Where does dust come from? Premium
The Hindu
Discover the origins of dust and why it seems to reappear quickly after dusting in your home.
Q: Where does dust come from and why does it reappear so soon after we dust?
— Ramajayam D.
A: Terrestrial dust is mostly tiny fragments abraded from larger things; some of it may be even smaller things aggregating together to form motes of dust.
The larger things that turn to dust can be almost anything in the world, from shoes to ships to sealing wax. not to mention cabbages (fragments of dried vegetable matter) and kings (especially if cremated).
Wind-driven dust composed of fragments of stone and clay is so powerful that over the millennia it has cut fantastically shaped canyons and pillars in the badlands of the American West. Drought created the Dust Bowl with its penetrating clouds of dry ploughed soil: the fires of ancient Plains Indians probably added to the dust in teepees; soot from unburied automobile fuel plagues city apartments.

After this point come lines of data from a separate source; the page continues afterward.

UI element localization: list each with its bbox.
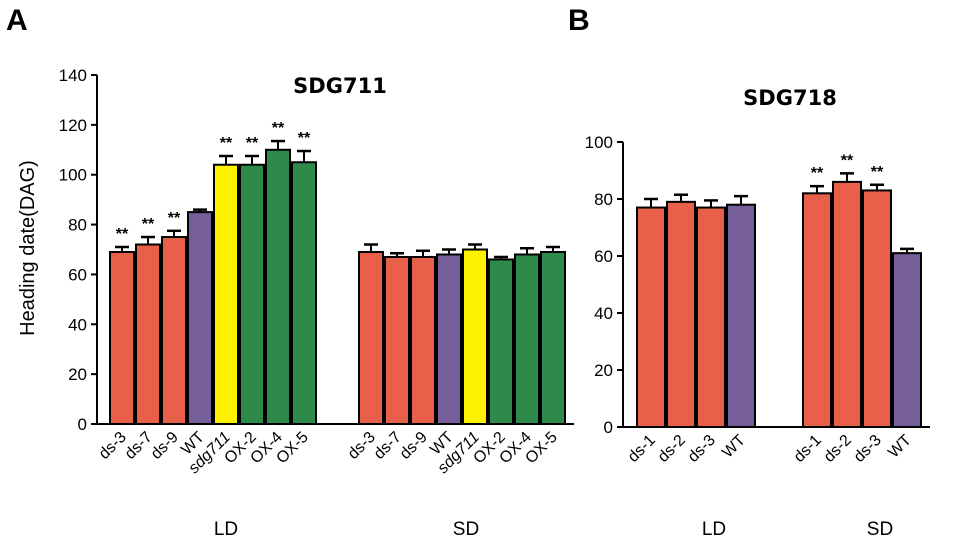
panel-a-bar-sd-ds-9-label: ds-9 xyxy=(397,429,431,463)
panel-b-y-tick-label: 0 xyxy=(604,418,613,437)
panel-a-bar-ld-ds-9 xyxy=(161,236,187,425)
panel-a-bar-sd-ds-3-label: ds-3 xyxy=(345,429,379,463)
panel-b-bar-sd-ds-2-label: ds-2 xyxy=(821,432,855,466)
panel-a-bar-ld-ds-7 xyxy=(135,243,161,425)
panel-a-bar-sd-ds-7-label: ds-7 xyxy=(371,429,405,463)
panel-a-y-tick-label: 140 xyxy=(59,66,87,85)
panel-a-bar-ld-ds-3-label: ds-3 xyxy=(96,429,130,463)
panel-b-y-tick-label: 100 xyxy=(585,133,613,152)
panel-b-bar-sd-wt xyxy=(892,252,922,428)
panel-a-bar-sd-ds-9 xyxy=(410,255,436,425)
panel-a-bar-ld-ds-3-significance: ** xyxy=(116,226,129,243)
panel-b-bar-ld-ds-3-label: ds-3 xyxy=(685,432,719,466)
panel-a-bar-ld-ox-4-significance: ** xyxy=(272,120,285,137)
panel-a-bar-ld-sdg711 xyxy=(213,163,239,425)
panel-b-bar-sd-ds-3-significance: ** xyxy=(871,164,884,181)
panel-b-letter: B xyxy=(568,4,590,37)
panel-a-bar-ld-ox-2-significance: ** xyxy=(246,135,259,152)
panel-a-bar-sd-ds-7 xyxy=(384,255,410,425)
panel-a-bar-ld-wt xyxy=(187,211,213,425)
panel-b-bar-ld-ds-1-label: ds-1 xyxy=(625,432,659,466)
panel-a-letter: A xyxy=(6,4,28,37)
panel-b-bar-ld-wt-label: WT xyxy=(719,432,749,462)
panel-b-bar-ld-ds-3 xyxy=(696,206,726,428)
panel-a-bar-ld-ds-9-label: ds-9 xyxy=(148,429,182,463)
panel-b-group-label-ld: LD xyxy=(702,519,726,540)
panel-a-bar-sd-ox-4 xyxy=(514,253,540,425)
panel-a-bar-ld-ox-4 xyxy=(265,148,291,426)
panel-b-bar-sd-ds-2 xyxy=(832,180,862,428)
panel-a-bar-ld-ds-9-significance: ** xyxy=(168,210,181,227)
panel-a-bar-ld-ox-2 xyxy=(239,163,265,425)
panel-a-y-tick-label: 40 xyxy=(68,315,87,334)
panel-a-bar-sd-ds-3 xyxy=(358,250,384,425)
panel-b-bar-ld-wt xyxy=(726,203,756,428)
panel-a-bar-sd-wt xyxy=(436,253,462,425)
panel-a-chart: A SDG711 Heading date(DAG) LD SD 0 20 40 60… xyxy=(6,4,574,540)
panel-a-y-tick-label: 80 xyxy=(68,216,87,235)
panel-a-y-tick-label: 120 xyxy=(59,116,87,135)
panel-a-y-tick-label: 60 xyxy=(68,265,87,284)
panel-b-bar-ld-ds-2 xyxy=(666,200,696,428)
panel-a-y-tick-label: 20 xyxy=(68,365,87,384)
panel-a-y-tick-label: 0 xyxy=(78,415,87,434)
panel-a-group-label-sd: SD xyxy=(453,519,479,540)
panel-a-bar-ld-sdg711-significance: ** xyxy=(220,135,233,152)
panel-a-bar-sd-sdg711 xyxy=(462,248,488,425)
panel-a-group-label-ld: LD xyxy=(214,519,238,540)
panel-a-bar-ld-ox-5 xyxy=(291,161,317,425)
panel-b-bar-ld-ds-2-label: ds-2 xyxy=(655,432,689,466)
panel-b-bar-sd-ds-1-significance: ** xyxy=(811,165,824,182)
panel-b-title: SDG718 xyxy=(743,86,837,110)
panel-a-title: SDG711 xyxy=(293,74,387,98)
panel-b-group-label-sd: SD xyxy=(867,519,893,540)
panel-a-bar-ld-ds-3 xyxy=(109,250,135,425)
panel-a-bar-ld-ox-5-significance: ** xyxy=(298,130,311,147)
panel-a-bar-sd-ox-5 xyxy=(540,250,566,425)
panel-b-y-tick-label: 20 xyxy=(594,361,613,380)
panel-a-bar-sd-ox-2 xyxy=(488,258,514,425)
panel-b-bar-sd-ds-3 xyxy=(862,189,892,428)
panel-a-bar-ld-ds-7-label: ds-7 xyxy=(122,429,156,463)
panel-b-y-tick-label: 40 xyxy=(594,304,613,323)
panel-b-bar-sd-ds-1-label: ds-1 xyxy=(791,432,825,466)
panel-b-bar-sd-ds-1 xyxy=(802,192,832,428)
panel-b-y-tick-label: 60 xyxy=(594,247,613,266)
panel-b-bar-sd-ds-3-label: ds-3 xyxy=(851,432,885,466)
panel-b-bar-sd-ds-2-significance: ** xyxy=(841,152,854,169)
panel-b-y-tick-label: 80 xyxy=(594,190,613,209)
panel-a-y-axis-label: Heading date(DAG) xyxy=(17,160,39,336)
panel-a-y-tick-label: 100 xyxy=(59,166,87,185)
panel-a-bar-ld-ds-7-significance: ** xyxy=(142,216,155,233)
panel-b-bar-ld-ds-1 xyxy=(636,206,666,428)
panel-b-bar-sd-wt-label: WT xyxy=(885,432,915,462)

Dust knows no borders, and dust from volcanic ash lingers in the upper atmosphere to produce brilliant sunsets thousands of miles away from the eruption.
As for why dusting seems worse than futile, one reason is that a dust cloth may simply stir up dust temporarily while the friction simultaneously creates a static electric charge. Charged particles of dust are attracted to surfaces with the opposite charge. An antistatic spray may help by providing a very thin layer of insulation between the opposite charges.